Shahn was agnostic about which mediums he worked in throughout his long career, making posters, paintings, drawings, murals, illustrations, and books. “Anything that I did with my hands, with a brush, or pencil, or pen, and so on, I considered art,” he said. Now he took up photography, armed with a 35mm Leica and a cursory lesson from his studio mate, Walker Evans: “F9 on the sunny side of the street, F4.5 on the shady side of the street. For a twentieth of a second hold your camera steady.” He took pictures of Jewish merchants on the Lower East Side, couples on their stoops in Greenwich Village, union demonstrations around New York City, and inmates at a reformatory in the Hudson Valley.

Shahn’s art was transformed in the fall of 1935 when he joined the Special Skills Division of the Resettlement Administration (later renamed the Farm Security Administration) and spent three months traveling in the mid-Atlantic, the South, and the Midwest with his camera. It was an education:

I realized [that] everything I had gotten about the condition of miners or cotton pickers I’d gotten on 14th Street. I found realities there that I had no idea about…. I became acquainted with America.

During those months he photographed sharecroppers, cotton pickers, destitute families, striking workers, and a medicine show. The Jewish Museum’s selection gives the impression that Shahn was most interested in people, not landscapes or architecture or institutions, a sense reinforced by his paintings from the time.
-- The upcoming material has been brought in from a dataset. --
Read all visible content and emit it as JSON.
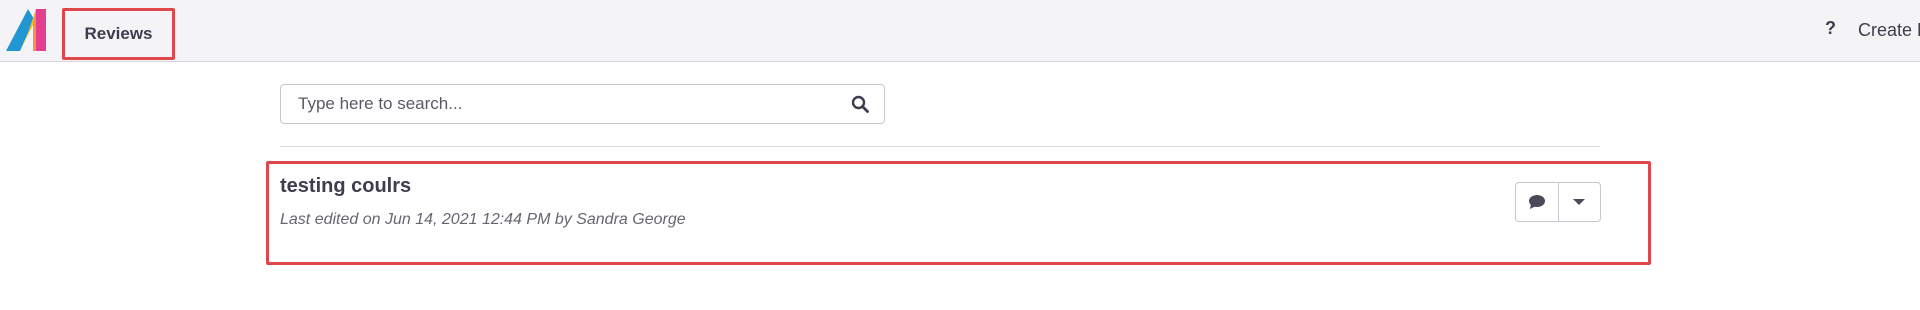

He devised a right-angle viewfinder that allowed him to take pictures without his subjects realizing it—an “arresting of unconscious mood,” as his wife, the artist Bernarda Bryson Shahn, described it.

In producing a substantial amount of documentary material for federal relief programs, Shahn also created an archive that he could use for his own art, and the paintings and posters he made during and after this period are decidedly more dynamic and psychologically acute than the works that preceded them. One painting, Scotts Run, West Virginia (1937), is based on his 1935 photograph of six striking coal miners milling around a dirt yard with a couple of train cars in the background. For the painting he pulled the photograph’s three central figures radically into the foreground and brought out details in their faces, highlighting their piercing glances and the downward lines around their mouths. He also reimagined the setting so that it became more dramatic, with a black train stretching into the distance along the left side and a series of wooden houses receding along the right, hemming the miners in. The narrow open space at the back of the painting leads into an empty landscape, yet it seems the only outlet for Shahn’s abject miners.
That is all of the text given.